Sekretaris Jenderal Dewan Pimpinan Nasional Asosiasi Petani Tembakau Indonesia (APTI) K. Mudi, menyambut baik keputusan Menteri Keuangan Purbaya Yudhi Sadewa yag tidak menaikkan tarif CHT. Ia menilai langkah tersebut sebagai bentuk keberpihakan terhadap keberlangsungan industri tembakau nasional.
“Salah satu upaya menyelamatkan industri tembakau saat ini adalah dengan tidak menaikkan cukai terlebih dahulu. Penjualan rokok kita sedang tidak baik-baik saja dan rokok ilegal merajalela sehingga kebijakan cukai ini perlu diperbaiki,” katanya beberapa waktu lalu.
Baca Juga: Gappri Apresiasi Keputusan Pemerintah Tahan Tarif Cukai Rokok 2026
Mudi mengungkapkan bahwa para petani tengah menghadapi tekanan akibat menurunnya serapan tembakau oleh pabrikan. Ia menilai kebijakan Menkeu Purbaya sebagai upaya menciptakan keseimbangan dalam pengambilan keputusan terkait cukai.
“Memang harus didengar semua pihak, baik dari sisi petani dan pengusaha industri tembakau dan juga kesehatan, tidak melihat hanya dari satu sisi,” tegasnya.
Lebih lanjut, Mudi mendukung wacana moratorium kenaikan tarif cukai selama tiga tahun ke depan sebagai solusi jangka menengah. “Usulan stakeholder pertembakauan adalah tidak menaikkan cukai rokok dalam tiga tahun ke depan,” paparnya.

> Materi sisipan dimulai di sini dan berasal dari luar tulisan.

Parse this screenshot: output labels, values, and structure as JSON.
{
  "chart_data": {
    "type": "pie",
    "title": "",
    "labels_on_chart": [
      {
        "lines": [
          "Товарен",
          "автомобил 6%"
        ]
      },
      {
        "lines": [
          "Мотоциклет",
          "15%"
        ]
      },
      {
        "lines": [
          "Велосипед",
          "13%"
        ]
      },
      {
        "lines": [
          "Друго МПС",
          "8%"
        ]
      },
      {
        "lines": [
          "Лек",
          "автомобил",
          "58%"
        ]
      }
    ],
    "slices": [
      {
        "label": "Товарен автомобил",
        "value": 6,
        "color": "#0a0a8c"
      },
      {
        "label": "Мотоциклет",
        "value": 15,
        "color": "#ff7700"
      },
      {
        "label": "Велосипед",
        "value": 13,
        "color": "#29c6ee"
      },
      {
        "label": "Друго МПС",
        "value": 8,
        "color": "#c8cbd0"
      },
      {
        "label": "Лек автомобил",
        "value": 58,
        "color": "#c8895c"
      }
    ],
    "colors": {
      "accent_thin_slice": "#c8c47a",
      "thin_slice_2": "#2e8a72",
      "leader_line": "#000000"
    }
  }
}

Dari sisi ekonomi, dukungan terhadap kebijakan ini juga disampaikan oleh ekonom senior Institute for Development of Economics and Finance (INDEF), Tauhid Ahmad. Ia menilai keputusan Menkeu Purbaya ini memberikan kepastian regulasi bagi industri tembakau.
Ia juga menyoroti peredaran rokok ilegal sebagai tantangan utama dalam efektivitas kebijakan fiskal. Tauhid memperkirakan potensi kerugian negara akibat rokok ilegal bisa mencapai triliunan rupiah. “Rokok ilegal itu kan jumlahnya signifikan. Kalau misalnya katakan 5% saja, kemudian dikali 300 miliar batang berarti sekitar 15 miliar batang ya. Bisa 15 triliun kan uang hilang,” tegas Tauhid.
Ia juga mendukung moratorium kenaikan cukai selama tiga tahun ke depan sebagai langkah pemulihan industri. “Saya sepakat untuk sementara, katakanlah, ditinggalkan kebijakan tarif cukainya, karena kenaikan tarif yang terlalu tinggi itu bikin penerimaan negaranya bisa berkurang.”
Menurut Tauhid, moratorium akan memberi ruang bagi industri untuk melakukan penyesuaian dan pemulihan. “Saya kira itu yang harus dialami. Kenapa perlu moratorium? Ya mungkin untuk me-refresh ulang lah,” ungkapnya.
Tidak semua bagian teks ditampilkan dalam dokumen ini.